Today, nearly 173 gigawatts of energy storage are deployed across the world to balance the demands on the power grid.
Pumped-storage hydropower (PSH) accounts for 98 percent of that capacity, making it the most leveraged form of energy storage available as well as the most cost-effective option, according to a recently published report by PNNL.
With its capability to pump and store multiple gigawatts of energy using large bodies of water, PSH provides a cheaper storage option on a dollar per kilowatt-hour ($/kWh) basis relative to other storage technologies. PSH is nearly three times cheaper than lithium-ion battery systems.
A typical PSH facility has two water reservoirs, a waterway to connect them, and a power station with a pump and turbine. When energy costs are low, water is pumped and stored at a higher elevation. When the electricity is needed, the water is released into a lower reservoir and power is generated through turbines. The energy capacity for PSH can be as large as 40 gigawatt-hours.
“That makes PSH somewhat of a different asset,” said Patrick Balducci, chief economist for PNNL located in Portland, Oregon. “Rather than solving niche constraints in the distribution system, pumped-storage can be a game changer in terms of reducing regional transmission constraints, providing regional frequency or balancing services, and integrating vast renewable scales at a lower $/kWh cost.”
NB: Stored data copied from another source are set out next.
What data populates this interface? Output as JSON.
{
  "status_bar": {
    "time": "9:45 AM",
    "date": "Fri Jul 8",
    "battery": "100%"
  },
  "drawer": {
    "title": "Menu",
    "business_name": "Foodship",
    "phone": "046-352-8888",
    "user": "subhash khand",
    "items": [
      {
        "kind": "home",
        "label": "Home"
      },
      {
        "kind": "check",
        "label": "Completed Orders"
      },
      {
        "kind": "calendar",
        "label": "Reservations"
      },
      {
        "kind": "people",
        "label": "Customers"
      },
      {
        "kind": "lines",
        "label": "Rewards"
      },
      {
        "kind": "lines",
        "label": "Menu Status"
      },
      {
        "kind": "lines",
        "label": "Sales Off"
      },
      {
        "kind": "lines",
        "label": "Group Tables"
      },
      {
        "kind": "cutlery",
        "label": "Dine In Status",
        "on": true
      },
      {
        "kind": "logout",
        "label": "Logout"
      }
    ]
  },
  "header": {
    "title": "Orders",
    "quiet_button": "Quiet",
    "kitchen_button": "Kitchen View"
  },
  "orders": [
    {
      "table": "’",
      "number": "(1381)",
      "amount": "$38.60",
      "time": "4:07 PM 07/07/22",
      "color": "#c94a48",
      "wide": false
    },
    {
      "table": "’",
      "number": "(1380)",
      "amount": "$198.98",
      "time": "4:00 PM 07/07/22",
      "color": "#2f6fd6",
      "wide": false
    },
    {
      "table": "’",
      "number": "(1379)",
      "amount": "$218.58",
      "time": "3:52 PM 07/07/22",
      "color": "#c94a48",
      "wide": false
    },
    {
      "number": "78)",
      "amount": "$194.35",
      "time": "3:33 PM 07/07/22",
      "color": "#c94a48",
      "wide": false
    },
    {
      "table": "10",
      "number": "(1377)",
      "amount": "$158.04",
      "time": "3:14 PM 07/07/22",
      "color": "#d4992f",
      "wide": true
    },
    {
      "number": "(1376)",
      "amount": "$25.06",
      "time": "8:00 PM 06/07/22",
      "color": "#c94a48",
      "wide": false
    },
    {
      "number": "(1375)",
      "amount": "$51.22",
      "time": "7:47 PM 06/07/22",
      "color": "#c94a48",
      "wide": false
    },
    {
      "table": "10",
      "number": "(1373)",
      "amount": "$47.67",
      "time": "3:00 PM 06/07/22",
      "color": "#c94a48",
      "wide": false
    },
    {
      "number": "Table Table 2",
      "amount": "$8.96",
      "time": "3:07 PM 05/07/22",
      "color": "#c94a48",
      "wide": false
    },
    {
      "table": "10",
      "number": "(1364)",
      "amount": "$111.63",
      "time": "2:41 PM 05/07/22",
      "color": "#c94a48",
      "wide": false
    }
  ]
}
Kendall Mongird, an economist at PNNL, led a team that wrote the report comparing the cost and performance factors among 10 storage technologies—six battery technologies and four non-battery technologies. The report documents current costs and performance metrics as well as 2025 forecasts for the same factors. The findings are the result of a collaboration between five U.S. Department of Energy (DOE) national laboratories (PNNL, Argonne National Laboratory, Idaho National Laboratory, National Renewable Energy Laboratory, and Oak Ridge National Laboratory) that was sponsored by the DOE Water Power Technologies Office.
The six battery technologies evaluated in the report included lithium-ion, lead-acid, redox flow, sodium-sulfur, sodium metal halide, and zinc-hybrid cathode. The four non-battery storage technologies included PSH, flywheels, compressed air energy storage, and ultracapacitors.
The report presents capital costs for each technology broken down by component—direct current modules and battery management system, power conversion system, balance of plant, and construction and commissioning. Ranges and point estimates are provided for each technology.
For longer-term storage, PSH and compressed air energy storage give the lowest cost in $/kWh at $165/kWh and $104/kWh, respectively; between the two, however, PSH is more mature and efficient.
Of the 10 storage technologies evaluated, PSH has the longest usable life of upwards of 25 years and an 80 percent round-trip efficiency, which is relatively high. As a mature technology, the capital costs for PSH aren’t expected to change substantially by 2025. However, the costs of the battery technologies are expected to decline over time.
Among the battery technologies, lithium-ion offers the best option today in terms of cost, performance, calendar, cycle life, and technological maturity. When considering non-PSH storage, lithium-ion makes up half of the remaining storage capacity deployed internationally. Battery energy storage technologies serve a useful purpose by offering flexibility in terms of targeted deployment across the distribution system.
The report represents the best estimates for current-day costs and parameters for these storage technologies and the best predictions for 2025. However, Balducci recognizes that the costs and performance will evolve rapidly as the electricity system continues to grow.
“This is a terrific snapshot in time,” Balducci said. “But two, three years down the road, many of these values will change from growth and industry. Knowing this, the U.S. Department of Energy is planning on revisiting these numbers in the future to keep them up to date.”
This study was funded by Hydropower and Water Innovation for a Resilient Electricity System (HydroWIRES). This grid research initiative was created by the DOE Water Power Technologies Office to further PSH and hydropower’s impact on resilience and reliability in electricity.